We also get Math Notes, which can be accessed through the Notes app and from the calculator. Here, you can write out sums and calculations, and your iPhone will solve them. It’ll even remember figures for future calculations. It feels niche, but there’s some definite utility here, perhaps if you’re looking to add up a vacation budget or DIY project.
Notes’ new collapsible subheadings proved more useful for me. I have several lengthy Note files, and now I can organize them better and not have to search for specific words to find what I need.
Apple brings a similar approach to its Reader on Safari, which can add a table of contents and even attempt to summarize an article before you get your teeth into it. Meandering recipe intros: you may have been put on notice. However, as of this writing, I haven’t been able to test this on any sites I’ve visited.

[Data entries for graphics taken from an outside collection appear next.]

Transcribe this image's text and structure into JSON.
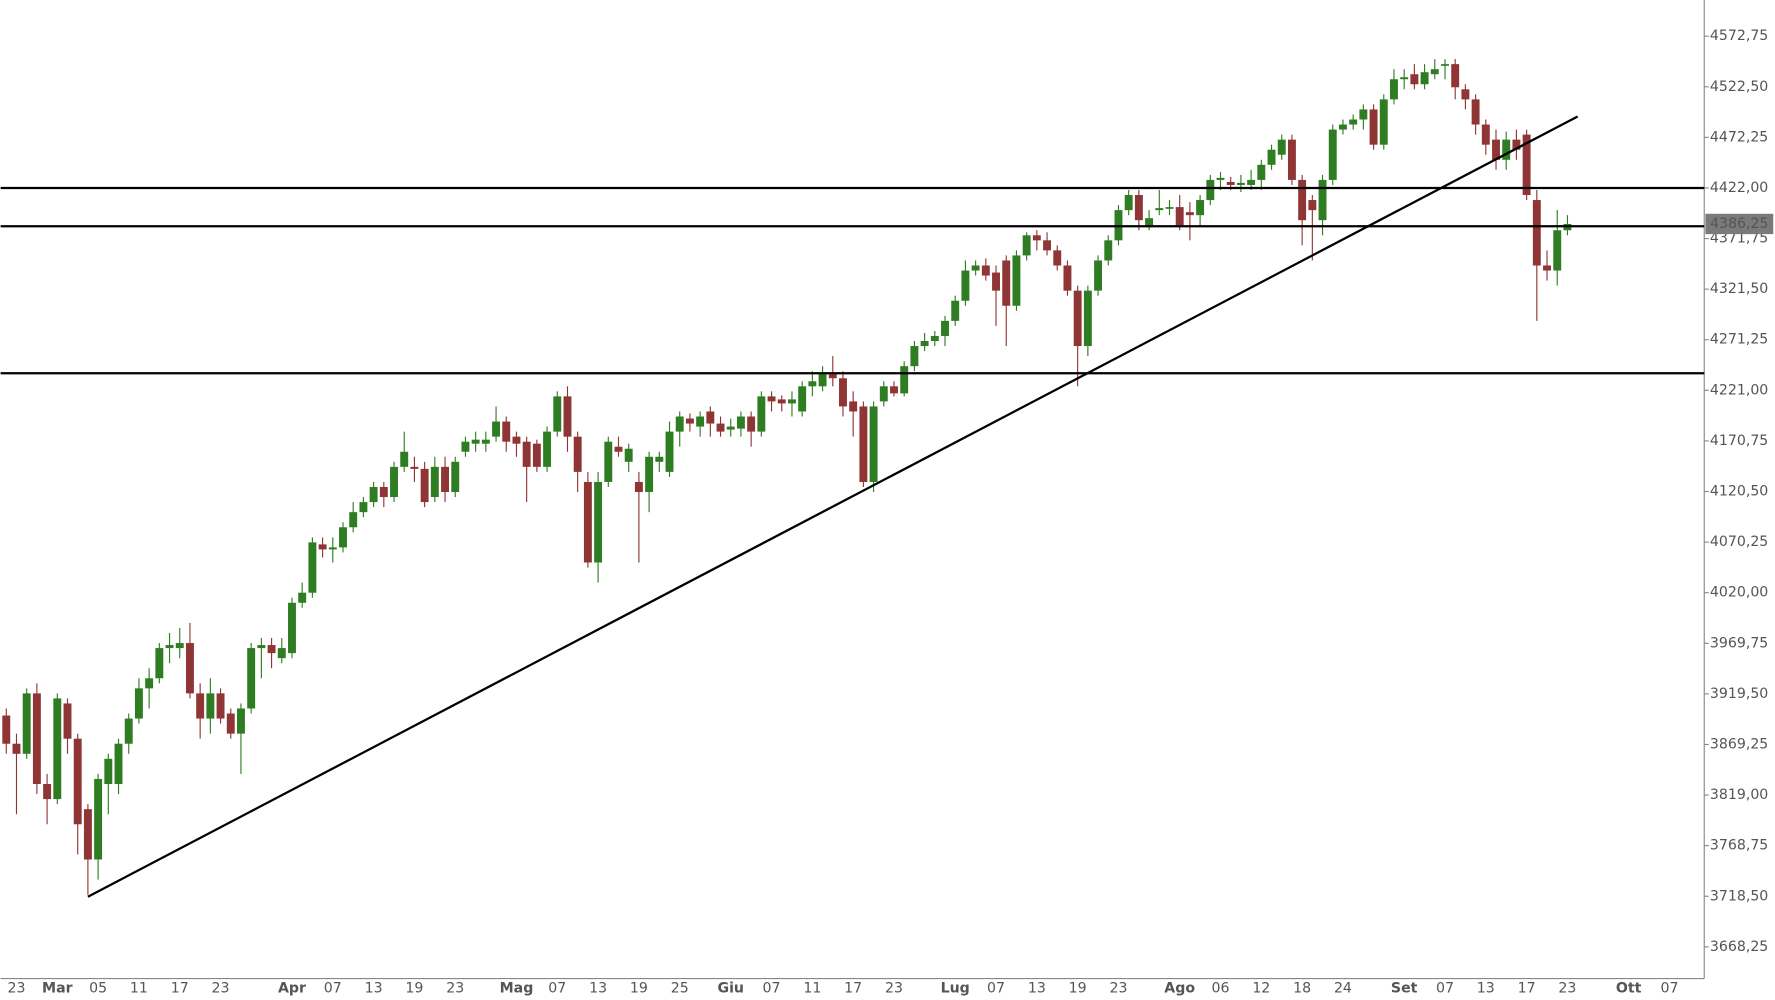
{
  "chart_data": {
    "type": "candlestick",
    "categories": [
      null,
      "23",
      null,
      null,
      null,
      "Mar",
      null,
      null,
      null,
      "05",
      null,
      null,
      null,
      "11",
      null,
      null,
      null,
      "17",
      null,
      null,
      null,
      "23",
      null,
      null,
      null,
      null,
      null,
      null,
      "Apr",
      null,
      null,
      null,
      "07",
      null,
      null,
      null,
      "13",
      null,
      null,
      null,
      "19",
      null,
      null,
      null,
      "23",
      null,
      null,
      null,
      null,
      null,
      "Mag",
      null,
      null,
      null,
      "07",
      null,
      null,
      null,
      "13",
      null,
      null,
      null,
      "19",
      null,
      null,
      null,
      "25",
      null,
      null,
      null,
      null,
      "Giu",
      null,
      null,
      null,
      "07",
      null,
      null,
      null,
      "11",
      null,
      null,
      null,
      "17",
      null,
      null,
      null,
      "23",
      null,
      null,
      null,
      null,
      null,
      "Lug",
      null,
      null,
      null,
      "07",
      null,
      null,
      null,
      "13",
      null,
      null,
      null,
      "19",
      null,
      null,
      null,
      "23",
      null,
      null,
      null,
      null,
      null,
      "Ago",
      null,
      null,
      null,
      "06",
      null,
      null,
      null,
      "12",
      null,
      null,
      null,
      "18",
      null,
      null,
      null,
      "24",
      null,
      null,
      null,
      null,
      null,
      "Set",
      null,
      null,
      null,
      "07",
      null,
      null,
      null,
      "13",
      null,
      null,
      null,
      "17",
      null,
      null,
      null,
      "23",
      null,
      null,
      null,
      null,
      null,
      "Ott",
      null,
      null,
      null,
      "07"
    ],
    "open": [
      3898,
      3870,
      3860,
      3920,
      3830,
      3815,
      3910,
      3875,
      3805,
      3755,
      3830,
      3830,
      3870,
      3895,
      3925,
      3935,
      3965,
      3965,
      3970,
      3920,
      3895,
      3920,
      3900,
      3880,
      3905,
      3965,
      3968,
      3955,
      3960,
      4010,
      4020,
      4068,
      4063,
      4065,
      4085,
      4100,
      4110,
      4125,
      4115,
      4145,
      4145,
      4143,
      4115,
      4145,
      4120,
      4160,
      4168,
      4168,
      4175,
      4190,
      4175,
      4170,
      4168,
      4145,
      4180,
      4215,
      4175,
      4130,
      4050,
      4130,
      4165,
      4150,
      4130,
      4120,
      4150,
      4140,
      4180,
      4193,
      4185,
      4200,
      4188,
      4182,
      4183,
      4195,
      4180,
      4215,
      4212,
      4208,
      4200,
      4225,
      4225,
      4237,
      4233,
      4210,
      4205,
      4130,
      4210,
      4225,
      4218,
      4245,
      4265,
      4270,
      4275,
      4290,
      4310,
      4340,
      4345,
      4338,
      4350,
      4305,
      4355,
      4375,
      4370,
      4360,
      4345,
      4320,
      4265,
      4320,
      4350,
      4370,
      4400,
      4415,
      4385,
      4400,
      4402,
      4403,
      4398,
      4395,
      4410,
      4430,
      4428,
      4425,
      4425,
      4430,
      4445,
      4455,
      4470,
      4430,
      4410,
      4390,
      4430,
      4480,
      4485,
      4490,
      4500,
      4465,
      4510,
      4530,
      4535,
      4525,
      4535,
      4545,
      4545,
      4520,
      4510,
      4485,
      4470,
      4450,
      4470,
      4475,
      4410,
      4345,
      4340,
      4380,
      null,
      null,
      null,
      null,
      null,
      null,
      null,
      null,
      null,
      null
    ],
    "high": [
      3905,
      3880,
      3925,
      3930,
      3840,
      3920,
      3915,
      3880,
      3810,
      3840,
      3860,
      3875,
      3900,
      3935,
      3945,
      3970,
      3980,
      3985,
      3990,
      3930,
      3935,
      3925,
      3905,
      3910,
      3970,
      3975,
      3975,
      3975,
      4015,
      4030,
      4075,
      4075,
      4075,
      4090,
      4110,
      4115,
      4130,
      4130,
      4150,
      4180,
      4155,
      4150,
      4155,
      4155,
      4155,
      4175,
      4180,
      4180,
      4205,
      4195,
      4180,
      4175,
      4172,
      4185,
      4220,
      4225,
      4180,
      4140,
      4140,
      4175,
      4175,
      4168,
      4140,
      4160,
      4160,
      4190,
      4200,
      4198,
      4200,
      4205,
      4195,
      4193,
      4200,
      4200,
      4220,
      4220,
      4216,
      4220,
      4230,
      4240,
      4245,
      4255,
      4240,
      4220,
      4210,
      4210,
      4230,
      4230,
      4250,
      4270,
      4278,
      4280,
      4295,
      4315,
      4350,
      4350,
      4352,
      4345,
      4355,
      4360,
      4378,
      4380,
      4378,
      4365,
      4350,
      4325,
      4325,
      4355,
      4375,
      4405,
      4420,
      4420,
      4400,
      4420,
      4410,
      4415,
      4408,
      4415,
      4435,
      4438,
      4433,
      4435,
      4440,
      4450,
      4465,
      4475,
      4475,
      4435,
      4415,
      4435,
      4485,
      4490,
      4495,
      4505,
      4505,
      4515,
      4540,
      4540,
      4545,
      4545,
      4550,
      4550,
      4550,
      4525,
      4515,
      4490,
      4480,
      4478,
      4480,
      4480,
      4420,
      4360,
      4400,
      4395,
      null,
      null,
      null,
      null,
      null,
      null,
      null,
      null,
      null,
      null
    ],
    "low": [
      3860,
      3800,
      3855,
      3820,
      3790,
      3810,
      3860,
      3760,
      3720,
      3735,
      3800,
      3820,
      3860,
      3890,
      3905,
      3930,
      3950,
      3955,
      3915,
      3875,
      3880,
      3890,
      3875,
      3840,
      3900,
      3935,
      3945,
      3950,
      3955,
      4005,
      4015,
      4055,
      4050,
      4060,
      4080,
      4095,
      4105,
      4105,
      4110,
      4140,
      4130,
      4105,
      4110,
      4110,
      4115,
      4155,
      4160,
      4160,
      4170,
      4160,
      4155,
      4110,
      4140,
      4140,
      4175,
      4160,
      4120,
      4045,
      4030,
      4125,
      4155,
      4140,
      4050,
      4100,
      4140,
      4135,
      4165,
      4180,
      4175,
      4175,
      4175,
      4175,
      4175,
      4165,
      4175,
      4200,
      4200,
      4195,
      4195,
      4215,
      4220,
      4225,
      4195,
      4175,
      4125,
      4120,
      4205,
      4215,
      4215,
      4240,
      4260,
      4265,
      4265,
      4285,
      4305,
      4335,
      4330,
      4285,
      4265,
      4300,
      4350,
      4360,
      4355,
      4340,
      4315,
      4225,
      4255,
      4315,
      4345,
      4365,
      4395,
      4380,
      4380,
      4395,
      4395,
      4380,
      4370,
      4385,
      4405,
      4420,
      4420,
      4418,
      4420,
      4420,
      4440,
      4450,
      4425,
      4365,
      4350,
      4375,
      4425,
      4475,
      4480,
      4480,
      4460,
      4460,
      4505,
      4520,
      4520,
      4520,
      4530,
      4530,
      4510,
      4500,
      4475,
      4455,
      4440,
      4440,
      4450,
      4410,
      4290,
      4330,
      4325,
      4375,
      null,
      null,
      null,
      null,
      null,
      null,
      null,
      null,
      null,
      null
    ],
    "close": [
      3870,
      3860,
      3920,
      3830,
      3815,
      3915,
      3875,
      3790,
      3755,
      3835,
      3855,
      3870,
      3895,
      3925,
      3935,
      3965,
      3968,
      3970,
      3920,
      3895,
      3920,
      3895,
      3880,
      3905,
      3965,
      3968,
      3960,
      3965,
      4010,
      4020,
      4070,
      4063,
      4065,
      4085,
      4100,
      4110,
      4125,
      4115,
      4145,
      4160,
      4143,
      4110,
      4145,
      4120,
      4150,
      4170,
      4172,
      4172,
      4190,
      4170,
      4168,
      4145,
      4145,
      4180,
      4215,
      4175,
      4140,
      4050,
      4130,
      4170,
      4160,
      4163,
      4120,
      4155,
      4155,
      4180,
      4195,
      4188,
      4195,
      4188,
      4180,
      4185,
      4195,
      4180,
      4215,
      4210,
      4208,
      4212,
      4225,
      4230,
      4237,
      4233,
      4205,
      4200,
      4130,
      4205,
      4225,
      4218,
      4245,
      4265,
      4270,
      4275,
      4290,
      4310,
      4340,
      4345,
      4335,
      4320,
      4305,
      4355,
      4375,
      4370,
      4360,
      4345,
      4320,
      4265,
      4320,
      4350,
      4370,
      4400,
      4415,
      4390,
      4392,
      4402,
      4403,
      4385,
      4395,
      4410,
      4430,
      4432,
      4425,
      4427,
      4430,
      4445,
      4460,
      4470,
      4430,
      4390,
      4400,
      4430,
      4480,
      4485,
      4490,
      4500,
      4465,
      4510,
      4530,
      4532,
      4525,
      4537,
      4540,
      4545,
      4522,
      4510,
      4485,
      4465,
      4450,
      4470,
      4460,
      4415,
      4345,
      4340,
      4380,
      4386.25,
      null,
      null,
      null,
      null,
      null,
      null,
      null,
      null,
      null,
      null
    ],
    "up_color": "#2f7d22",
    "down_color": "#8f3535",
    "ylim": [
      3636.8,
      4608.7
    ],
    "yticks": [
      {
        "value": 4572.75,
        "label": "4572,75"
      },
      {
        "value": 4522.5,
        "label": "4522,50"
      },
      {
        "value": 4472.25,
        "label": "4472,25"
      },
      {
        "value": 4422,
        "label": "4422,00"
      },
      {
        "value": 4371.75,
        "label": "4371,75"
      },
      {
        "value": 4321.5,
        "label": "4321,50"
      },
      {
        "value": 4271.25,
        "label": "4271,25"
      },
      {
        "value": 4221,
        "label": "4221,00"
      },
      {
        "value": 4170.75,
        "label": "4170,75"
      },
      {
        "value": 4120.5,
        "label": "4120,50"
      },
      {
        "value": 4070.25,
        "label": "4070,25"
      },
      {
        "value": 4020,
        "label": "4020,00"
      },
      {
        "value": 3969.75,
        "label": "3969,75"
      },
      {
        "value": 3919.5,
        "label": "3919,50"
      },
      {
        "value": 3869.25,
        "label": "3869,25"
      },
      {
        "value": 3819,
        "label": "3819,00"
      },
      {
        "value": 3768.75,
        "label": "3768,75"
      },
      {
        "value": 3718.5,
        "label": "3718,50"
      },
      {
        "value": 3668.25,
        "label": "3668,25"
      }
    ],
    "last_price": {
      "value": 4386.25,
      "label": "4386,25"
    },
    "hlines": [
      4422,
      4384,
      4238
    ],
    "trendline": {
      "x": [
        8,
        154
      ],
      "y": [
        3718,
        4493
      ]
    }
  }
}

There’s also a new Passwords app, which, in many ways, is just an easier way to access your iCloud passwords instead of diving into your iPhone’s settings. The app divides your passwords into different categories like accounts, codes, Wi-Fi networks, and Passkeys, and will support the iCloud for Windows app and a Chrome extension. You can also share password collections with visitors, friends, or family.
Apple continues to tentatively develop its smart home features within iOS 18, too. It’s adding express mode to automatically unlock connected doors as you approach — as long as you have your iPhone (or Apple Watch) on you. Meanwhile, Apple has created a guest access tab so you can grant access to parts of your smart home and even schedule the times a garage door, for instance, stays unlocked, perhaps for a package delivery.
Wrap-Up
My initial impressions of iOS 18 are more limited than I wanted them to be. Apple Intelligence and most of its exciting features teased at WWDC are not part of this public beta. Without those, iOS 18 feels more like iOS 17.5. There are more features, but most of them are incremental.
RCS is finally here, adding more functionality to cross-OS text messaging (and possibly worrying the likes of WhatsApp) while elsewhere, Apple focuses on upgrading and enhancing its native apps. The company made some interesting choices. In iOS 18, even Calculator is getting beefed up, with Math Notes, calculation history, and a new scientific calculator view.
The public beta is relatively stable, so it’s easy to recommend to those looking for early access to the latest iPhone features. However, without Apple Intelligence, drawing more meaningful conclusions on iOS 18 will have to wait.